Pentoxifylline, a drug that targets inflammatory cytokine release, leukocyte activation and platelet aggregation at the microcirculatory level, is occasionally a component of the treatment regimen for chronic venous insufficiency. Although evidence of a beneficial effect when the drug is used as monotherapy is largely lacking, pentoxifylline has been shown (at a dose of 1200 mg/day), in conjunction with compression therapy, to modestly improve ulcer healing as compared to compression plus placebo. This effect has been attributed to the drug’s fibrinolytic properties, antithrombotic effects, and/or ability to inhibit the production of proinflammatory cytokines.

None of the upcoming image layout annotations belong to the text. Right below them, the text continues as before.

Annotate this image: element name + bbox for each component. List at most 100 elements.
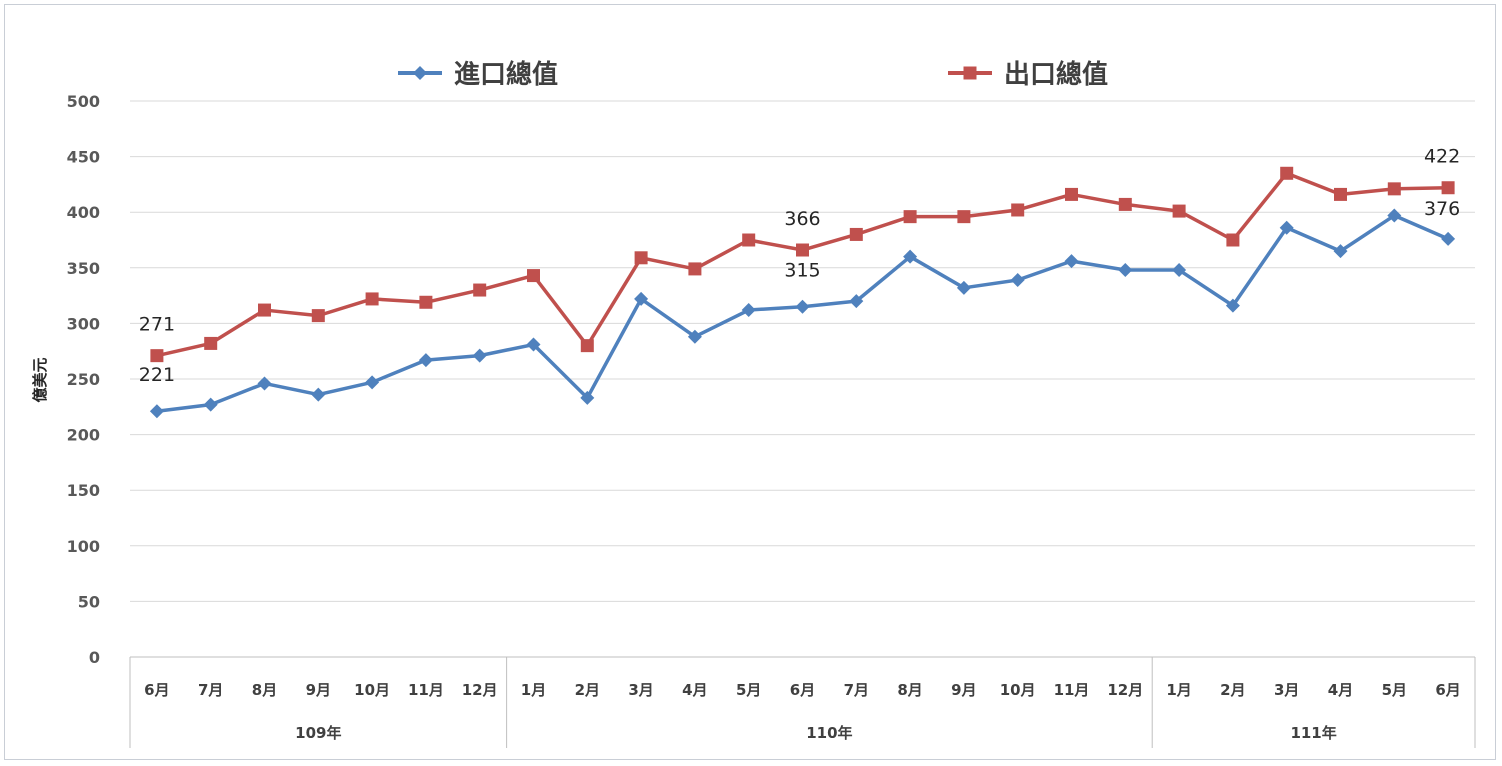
series-0-point [634,291,649,306]
series-0-point [849,294,864,309]
legend-marker-1 [963,66,977,80]
series-1-point [1226,233,1240,247]
x-tick-label: 7月 [844,681,869,699]
series-1-point [365,292,379,306]
series-0-point [472,348,487,363]
y-tick-label: 500 [67,92,100,111]
series-0-point [1172,263,1187,278]
x-tick-label: 2月 [575,681,600,699]
year-group-label: 109年 [295,724,341,742]
data-label-export: 422 [1424,146,1460,168]
series-0-point [1441,231,1456,246]
series-0-point [1279,220,1294,235]
x-tick-label: 4月 [1328,681,1353,699]
series-0-point [203,397,218,412]
data-label-export: 271 [139,314,175,336]
y-tick-label: 350 [67,259,100,278]
series-1-point [419,295,433,309]
series-1-point [527,269,540,283]
series-1-point [311,309,325,323]
data-label-import: 221 [139,364,175,386]
x-tick-label: 9月 [951,681,976,699]
legend-marker-0 [413,66,427,80]
legend-label-1: 出口總值 [1004,59,1108,90]
x-tick-label: 8月 [897,681,922,699]
series-1-point [1065,187,1078,201]
series-1-point [957,210,971,224]
x-tick-label: 11月 [1054,681,1090,699]
y-tick-label: 200 [67,426,100,445]
series-1-point [903,210,917,224]
x-tick-label: 12月 [462,681,498,699]
series-0-point [1118,263,1133,278]
series-0-point [956,280,971,295]
x-tick-label: 6月 [1435,681,1460,699]
series-0-point [580,390,595,405]
series-1-point [580,339,594,353]
year-group-label: 111年 [1290,724,1336,742]
x-tick-label: 6月 [790,681,815,699]
x-tick-label: 3月 [628,681,653,699]
series-1-point [634,251,648,265]
data-label-import: 376 [1424,198,1460,220]
series-1-point [796,243,809,257]
series-0-point [903,249,918,264]
series-0-point [1387,208,1402,223]
data-label-import: 315 [784,260,820,282]
x-tick-label: 8月 [252,681,277,699]
x-tick-label: 1月 [1166,681,1191,699]
x-tick-label: 6月 [144,681,169,699]
series-1-point [1334,187,1347,201]
series-0-point [526,337,541,352]
series-1-point [258,303,271,317]
x-tick-label: 7月 [198,681,223,699]
series-0-point [1010,273,1025,288]
series-0-point [365,375,380,390]
series-0-point [149,404,164,419]
series-1-point [1280,166,1294,180]
series-1-point [1387,182,1401,196]
series-0-point [741,303,756,318]
series-0-point [795,299,810,314]
series-0-point [418,353,433,368]
x-tick-label: 5月 [1382,681,1407,699]
series-1-point [1118,197,1132,211]
y-tick-label: 0 [89,648,100,667]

Ulcers secondary to livedoid vasculopathy may benefit from antiplatelet and anticoagulant agents including aspirin, low-molecular-weight heparin, and direct oral anticoagulants (DOACs), as well as fibrinolytics, vasodilators, and immunosuppressants or immunomodulators (e.g. IVIg).

 

Approximately half of patients with VLU suffer from superficial venous reflux which can be abolished by a variety of methods (flush ligation and stripping, endovenous thermo ablation, foam sclerotherapy), whereas patients with predominantly deep venous reflux have no benefit from superficial vein surgery. Refractory VLUs can be treated with skin equivalents or shave operation and splitskin grafts of VLU. VLU recurrence is common (30% in 12 months). Consistent compression therapy and the elimination of superficial venous reflux is the key to VLU prevention.